COLLEGE ADMISSION TRENDS
Challenges and opportunities abound this year for college applicants ...here are just a few of the trends that College Match Educational Consultants spotted:
1. College counseling goes private. For an increasing number of the nation's 1.7 million college-bound students, personal advice for college applications is a phone call away. Faced with counselor to student ratios of 315:1 (source: National Association for College Admission Counseling, 2007) at public high schools (241:1 at private schools), students and their families are turning to consultants in record numbers. Last year, 20% of private high school students and 5% of public high school students hired a private college advisor with the number expected to increase this year (Independent Education Consultants Association).
2. Dance--more than just your average activity. Among the usual performing arts that students take part in, dance is now one of the most sought after with college admission offices around the country. For the first time, a number of competitive schools are reporting dance statistics among accepted students. Pomona and Occidental Colleges now record the number of accepted students involved in dance among their freshman class profiles (t5 % and 8% of the freshman class, respectively). And at Harvard the Dance Program there just moved into a new 200-seat dance center. Echoing this trend, construction is underway on new dance studios at Vassar –one that seats 244 people and new facilities have been built at Tufts, University of New Mexico, Hamilton College, and Emory University this year.
3. High schools team with organizations like Rotary Club to extend service opportunities abroad. Among the nation high schools, a higher percentage of students are embarking on overseas service projects through Rotary's Interact program. With 246,000 members, 10,700 clubs in 109 countries, opportunities abound for Interact Club students to engage in service projects in developing countries. At Seattle's Garfield High for example, students regularly travel to Uganda and dispense computers to schools through Interact-sponsored program, "Computers for the World".
4. Urban colleges offer "chic" appeal to more applicants. In a 2007 poll of more than 3,000 students conducted by Princeton Review, New York University came out on top as the college that students most often dream of attending. In general, applications to schools in the country's major urban areas, NYC, LA and Chicago, have dramatically increased, For example, at one urban liberal arts college, Occidental, college applications have risen 170% over the last 8 years.
5. Schools with strong international studies programs increase in popularity. Like their urban counterparts, colleges with significant international programs have gained ground in admissions. Applications to international majors and schools such as Georgetown's Walsh School of Foreign Service have increased over last year to 3,400 and represent Georgetown's most competitive applicants according to its Admission Office. Other strong international programs include, Macalester (where former UN Secretary Koffi Annan attended), Occidental College, which sponsors undergraduates at the UN, and Tufts University where undergraduates benefit from the research of the school's graduate programs at Fletcher School of Law and Diplomacy. According to Institute of International Education, US students studying abroad also increased by 8% in 2006.
6. The medium is the message: a new professional look is taking hold for extra-curriculars. Students hoping to gain an edge in an increasingly competitive admission picture can improve their chances by "professionalizing" their extra-curriculars by using slide portfolios, CD's/CD-ROM's, to showcase their work to art departments and admission committees. By creating artist's statements, portfolios or publishing their manuscripts in advance of applying to colleges, students can stand out more from the rest of the crowd.

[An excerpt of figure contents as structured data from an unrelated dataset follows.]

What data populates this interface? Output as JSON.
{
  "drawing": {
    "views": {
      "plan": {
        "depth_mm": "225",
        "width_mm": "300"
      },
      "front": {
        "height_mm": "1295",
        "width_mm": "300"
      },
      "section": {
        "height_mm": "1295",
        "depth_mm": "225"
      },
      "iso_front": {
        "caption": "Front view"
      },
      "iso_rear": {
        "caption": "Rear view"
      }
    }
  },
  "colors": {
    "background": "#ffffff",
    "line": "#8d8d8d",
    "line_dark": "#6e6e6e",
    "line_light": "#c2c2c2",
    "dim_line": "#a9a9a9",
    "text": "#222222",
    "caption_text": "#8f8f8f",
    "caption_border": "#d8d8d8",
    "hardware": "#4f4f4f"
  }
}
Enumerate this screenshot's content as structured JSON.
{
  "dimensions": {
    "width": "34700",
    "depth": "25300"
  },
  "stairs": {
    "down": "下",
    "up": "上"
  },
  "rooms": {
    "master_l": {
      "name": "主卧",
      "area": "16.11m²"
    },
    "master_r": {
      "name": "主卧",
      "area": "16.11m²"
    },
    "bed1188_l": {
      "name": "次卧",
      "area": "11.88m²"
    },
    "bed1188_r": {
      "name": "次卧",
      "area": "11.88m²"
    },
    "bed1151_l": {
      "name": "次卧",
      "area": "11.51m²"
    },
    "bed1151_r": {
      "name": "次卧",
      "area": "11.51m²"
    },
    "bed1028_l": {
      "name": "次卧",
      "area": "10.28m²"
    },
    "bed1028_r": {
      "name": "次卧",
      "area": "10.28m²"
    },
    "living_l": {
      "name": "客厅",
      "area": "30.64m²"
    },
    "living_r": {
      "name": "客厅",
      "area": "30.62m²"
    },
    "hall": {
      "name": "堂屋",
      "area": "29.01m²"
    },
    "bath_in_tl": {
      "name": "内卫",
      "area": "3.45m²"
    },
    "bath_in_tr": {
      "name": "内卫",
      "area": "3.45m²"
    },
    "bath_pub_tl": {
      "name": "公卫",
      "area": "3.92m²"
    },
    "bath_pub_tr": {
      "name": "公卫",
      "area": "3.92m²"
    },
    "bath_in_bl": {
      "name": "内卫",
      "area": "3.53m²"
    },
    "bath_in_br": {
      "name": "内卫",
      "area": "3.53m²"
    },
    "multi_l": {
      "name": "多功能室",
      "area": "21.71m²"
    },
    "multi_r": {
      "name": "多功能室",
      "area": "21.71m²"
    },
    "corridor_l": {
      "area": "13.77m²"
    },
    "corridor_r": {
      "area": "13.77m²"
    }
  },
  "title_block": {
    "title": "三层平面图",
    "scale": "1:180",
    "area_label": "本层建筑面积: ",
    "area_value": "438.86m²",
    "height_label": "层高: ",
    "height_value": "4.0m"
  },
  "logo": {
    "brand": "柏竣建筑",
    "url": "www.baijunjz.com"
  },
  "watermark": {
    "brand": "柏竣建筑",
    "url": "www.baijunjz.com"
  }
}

7. Bad news for good students: top students across the nation face less than 5% chance of admission to top Ivies.Among the very top tier of colleges including, Harvard, Yale, Princeton and Stanford, chances for admission have become very unlikely for most candidates who don't have a "flag" or "tag" in the admission process. Flags and tags represent varying degrees of admission importance to colleges and include sought-after athletes, under-represented minorities and or legacies. If you happen to be in one of these special categories you may enjoy a far better chance of admission. At Harvard, for example legacies (that is, when your mother or father attended Harvard College) have been admitted a rate as high as 40% in 2003 (according to Daniel Golden in his book, "Price of Admission"). For the rest of us mere mortals with top grades, SAT's and extra-curruculars that leaves us with a less than 5 percent chance of admission—which viewed conversely, reads more like a 95% chance, against getting in.
8. More students attend undergraduate "feeder" colleges en-route to Ivy League graduate programs. Based on an assessment of colleges originally conducted in 2003 by the Wall Street Journal, it was then revealed that students who got into graduate schools such as Yale Medical School, Harvard Law School or Penn's Wharton Business School obtained their bachelors degrees at some very unlikely places. Apart from Ivy League colleges, this year's students gaining ground in elite graduate admission offices continue to include private liberal arts colleges Pomona and Claremont McKenna in California, Haverford and Swarthmore in Pennsylvania, Bates, Bowdoin and Colby colleges in Maine, Washington and Lee in Virginia and Reed in Oregon. Similarly the state schools that "feed" into top graduate schools are also enjoying more applications; these include New College, in Florida (a public liberal arts college) along with three familiar research universities: Berkeley, Michigan, Virginia.